In either case the AJAX will return a response to the request, thus allowing APM to register the Average Response Time, but the thread is still opened and could be forming additional responses/data, or browser call back along the AJAX path. This would keep the thread alive which would trigger the stall counts.
Hope this helps,
Thanks for the insights,
This is basically how the app is structured:
there is a pool of threads that are always up (sleep/running when it makes sense) when running, each of these threads might call that class/method we are instrumenting.
The threads are also being monitored and actually show the endless stalls and huge response times. But I still dont understand why the method that is called on another class behaves like that.
There should not be anything killing the transaction (at least not that we know of so far )
We are actually already using the ExceptionErrorReporter, we do see the stall errors from the threads we are monitoring, but none from this class/method.
We do not have an ajax/comet running but we do have some threads that we keep on, but from the graphics, the weird thing is that we see the stalls coming and going, so I expected that at some point the response time would be computed. Now if we look at the threads we are monitoring they show a constant number of stalls (as expected).
I'm on shaky ground on this but from what I know, the average response time is the java agent/auto probe listening for the request, method call, and the response or return of the method call.
The Stall metric is based on the active thread id and monitors threads within the thread pool of the JVM. Autoprobe/java agent will capture the thread ids within the thread pool and compare the active thread ids to the previously captured thread ids.
This would be like a J2EE data source or EJB pool.
I'm going to try to provide an example of what I think I know...again shaky ground ahead.
1. Request is sent from client to server
2. Server uses a process thread, web container thread from the web container pool. Thread 1234
3. Autoprobe - stall captures that thread 1234 is within the current metric measurement cycle
4. Autoprobe - average response time clocks request on 1234
5. Web container thread processes the request which includes a call to your process thread pool
6. Process thread pool currently has no threads within the thread pool so creates thread 5678
7. The process thread pool assigns thread 5678 to the thread 1234 transactional context
8. Autoprobe - average response time clocks request on 5678
9. Autoprobe - stall captures that thread 5678 is within the current metric measurement cycle
10. Thread 5678 processes the request and returns the data response
11. Autoprobe - clocks response on 5678, determines average response time on thread 5678
12. Process thread pool returns response to thread 1234
13. At this point, the thread 5678 is returned to the process thread pool and still listed within the threads of the JVM. Since your custom thread pool isn't one of the standard JVM thread pools, auto-probe would not recognize that the thread is a thread in a pool and monitors it like any other JVM thread.

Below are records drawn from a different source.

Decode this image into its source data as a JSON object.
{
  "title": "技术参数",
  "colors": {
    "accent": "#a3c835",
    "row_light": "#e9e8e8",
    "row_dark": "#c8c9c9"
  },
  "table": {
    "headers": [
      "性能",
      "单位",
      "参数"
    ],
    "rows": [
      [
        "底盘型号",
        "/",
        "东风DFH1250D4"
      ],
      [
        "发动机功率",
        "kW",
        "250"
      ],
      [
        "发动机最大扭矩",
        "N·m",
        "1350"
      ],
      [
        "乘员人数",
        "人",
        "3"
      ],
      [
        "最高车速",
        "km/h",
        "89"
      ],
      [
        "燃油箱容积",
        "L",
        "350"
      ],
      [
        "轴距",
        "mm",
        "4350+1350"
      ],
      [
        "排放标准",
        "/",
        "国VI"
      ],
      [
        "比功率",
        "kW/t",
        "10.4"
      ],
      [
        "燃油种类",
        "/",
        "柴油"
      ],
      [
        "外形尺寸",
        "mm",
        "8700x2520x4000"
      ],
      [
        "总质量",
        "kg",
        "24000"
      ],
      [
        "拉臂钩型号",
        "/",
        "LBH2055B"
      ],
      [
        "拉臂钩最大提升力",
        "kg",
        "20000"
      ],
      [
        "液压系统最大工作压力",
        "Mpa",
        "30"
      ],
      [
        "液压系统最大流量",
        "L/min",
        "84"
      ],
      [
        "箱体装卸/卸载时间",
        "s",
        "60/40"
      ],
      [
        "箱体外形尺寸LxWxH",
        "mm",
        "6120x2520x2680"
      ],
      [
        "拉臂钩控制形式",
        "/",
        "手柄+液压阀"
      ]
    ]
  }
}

14. Web Container thread 1234, returns response to original client thread
15. Autoprobe - clocks response to 1234 determines average response time on thread 1234
16. Autoprobe enters next measurement cycle
15. There are no client threads but the thread enlisted at step 11 is still active. Stall captures that thread 5678 is still active
16. Now, if that thread ages out of the pool or gets used by another then the stall capture, I'm guessing, would then understand that the thread is processing a different request thus resetting the stall marker. If not each cycle that the pool exists, it becomes another stall tick
17. If the thread is still marked for presence within the JVM thread pool for one more cycle then it is reported as a stall.
Hoping Hiko_Davis will correct me so I can understand how the ART and stall stuff works.
Stalls come from BlamePointTracer.
Incrementing EPI comes from ExceptionErrorReporter.
Make sure you have both in your PBD.